Big-name creators too often think they can bait gay people into believing they’re represented in a work without actually representing them. We see this with J.K. Rowling suggesting that Dumbledore is gay even though no evidence of this exists in the work itself, and more recently with Avengers: Endgame’s creators the Russo brothers exclaiming that having an extra comment about his husband is groundbreaking representation. Both cases are nothing but gay baiting, trying to win the accolades that come with representation without putting in the work of representing us. But it’s not like they need to explicitly label someone as gay for it to be a success in representation. In fact, in the right hands, leaving it in subtext can be a powerful method all its own.
This piece is about Tony. He’s kind of meek, and he doesn’t get much time to shine, but he’s an incredibly loyal friend to Jeff, one of the main characters in EarthBound. He gets only a handful of moments in the game, and most of them barely registers as a blip in the grand scheme of the story: He helps Jeff break out of boarding school, he twice calls the party later on to ask for the player’s name and to make sure Jeff is okay and he writes Jeff a letter saying Tony misses him and wishes he could have gone with him. And yet it’s these seemingly insignificant moments, paired with the brief interactions that he has with Jeff, that shape a character that’s entirely relatable to many gay men’s formative experiences.
EarthBound creator Shigesato Itoi stated in an interview that he wrote one of the characters of Mother 2 as being a gay kid because he knew a lot of gay people and thought it would be nice to have a gay kid in the story. On the surface, this is no different than the Russos claiming representation by throwing a gay extra into their movie. At no point in EarthBound does the game explicitly say that Tony is gay. He’s just one of Jeff’s friends if you stick to a surface reading of their relationship. But the subtext at work tells a different story.
Gay people don’t need to have a character waving the Pride flag to be represented, but neither are we served by declaring characters queer that isn’t supported by either the text or subtext.
The truth is that Tony is clingy. You never see him hanging out with the other kids at the boarding school in Winters and he acts devoted to Jeff in a way that seems to go beyond just being friends. Because of this, he’s afraid that he’s being annoying when he vies for Jeff’s attention. He truly cares about Jeff, but has trouble expressing it in a coherent way. This dovetails with the Letter from Tony that the party gets at the end of the game. In it, Tony expresses that he’s sad he couldn’t go with Jeff on his adventures and that he misses him and hopes he comes back to Winters soon. He even offers to clean Jeff’s glasses, doting on the person he cares about most.

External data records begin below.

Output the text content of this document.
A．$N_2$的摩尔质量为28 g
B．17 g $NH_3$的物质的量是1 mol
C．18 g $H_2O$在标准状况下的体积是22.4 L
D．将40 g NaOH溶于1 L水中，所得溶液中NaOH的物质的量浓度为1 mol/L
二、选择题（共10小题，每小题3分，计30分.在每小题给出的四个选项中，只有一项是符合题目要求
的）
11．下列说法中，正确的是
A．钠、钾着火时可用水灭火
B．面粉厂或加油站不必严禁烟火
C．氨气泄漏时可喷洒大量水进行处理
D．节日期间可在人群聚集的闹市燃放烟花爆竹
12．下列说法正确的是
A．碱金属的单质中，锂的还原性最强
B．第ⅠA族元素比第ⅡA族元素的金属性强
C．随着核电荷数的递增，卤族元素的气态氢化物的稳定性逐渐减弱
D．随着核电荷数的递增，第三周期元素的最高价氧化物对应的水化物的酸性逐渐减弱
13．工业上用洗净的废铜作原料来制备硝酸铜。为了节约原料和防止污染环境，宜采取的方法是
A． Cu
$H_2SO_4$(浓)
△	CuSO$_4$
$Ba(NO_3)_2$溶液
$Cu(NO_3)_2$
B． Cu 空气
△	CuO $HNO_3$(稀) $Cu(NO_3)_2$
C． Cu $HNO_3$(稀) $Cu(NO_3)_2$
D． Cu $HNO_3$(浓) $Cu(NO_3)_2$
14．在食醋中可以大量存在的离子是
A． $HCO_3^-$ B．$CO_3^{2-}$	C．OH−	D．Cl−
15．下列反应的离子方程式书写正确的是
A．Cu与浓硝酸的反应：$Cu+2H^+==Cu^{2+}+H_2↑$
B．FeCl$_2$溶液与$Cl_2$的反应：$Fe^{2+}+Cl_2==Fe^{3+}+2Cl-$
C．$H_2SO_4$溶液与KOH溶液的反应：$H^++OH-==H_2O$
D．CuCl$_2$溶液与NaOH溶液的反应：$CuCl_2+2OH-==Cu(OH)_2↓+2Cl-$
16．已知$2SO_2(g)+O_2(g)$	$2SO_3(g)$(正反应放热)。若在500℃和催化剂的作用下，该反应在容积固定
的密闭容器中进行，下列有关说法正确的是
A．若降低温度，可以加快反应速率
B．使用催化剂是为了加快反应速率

Tony represents the awkward adolescence of gay guys perfectly, especially mine. I remember my relationship with male classmates mirrored that of Tony’s in that I found a male friend that I liked and clung to him throughout our history together. This pattern started in high school and continued through college. I couldn’t acknowledge that I had feelings for a guy, so I settled into the best friend mold, doing everything in my power for the guys that I clung to. I don’t know if Itoi intended for Tony to be aware and accepting that he is gay or not, but regardless, I see myself in Tony, or at least, a past version of myself. Literal representation, albeit more specific than we’re used to.
So no, gay people don’t need to have a character waving the Pride flag to be represented, but neither are we served by declaring characters queer that isn’t supported by either the text or subtext. The key is to write characters so believably queer that they can’t help but represent some aspect of the queer experience. Tony embodies gay adolescence without having to invoke explicit labels, and rings true with me and many other gay men who were still grappling with what being gay meant for your relationships with people growing up.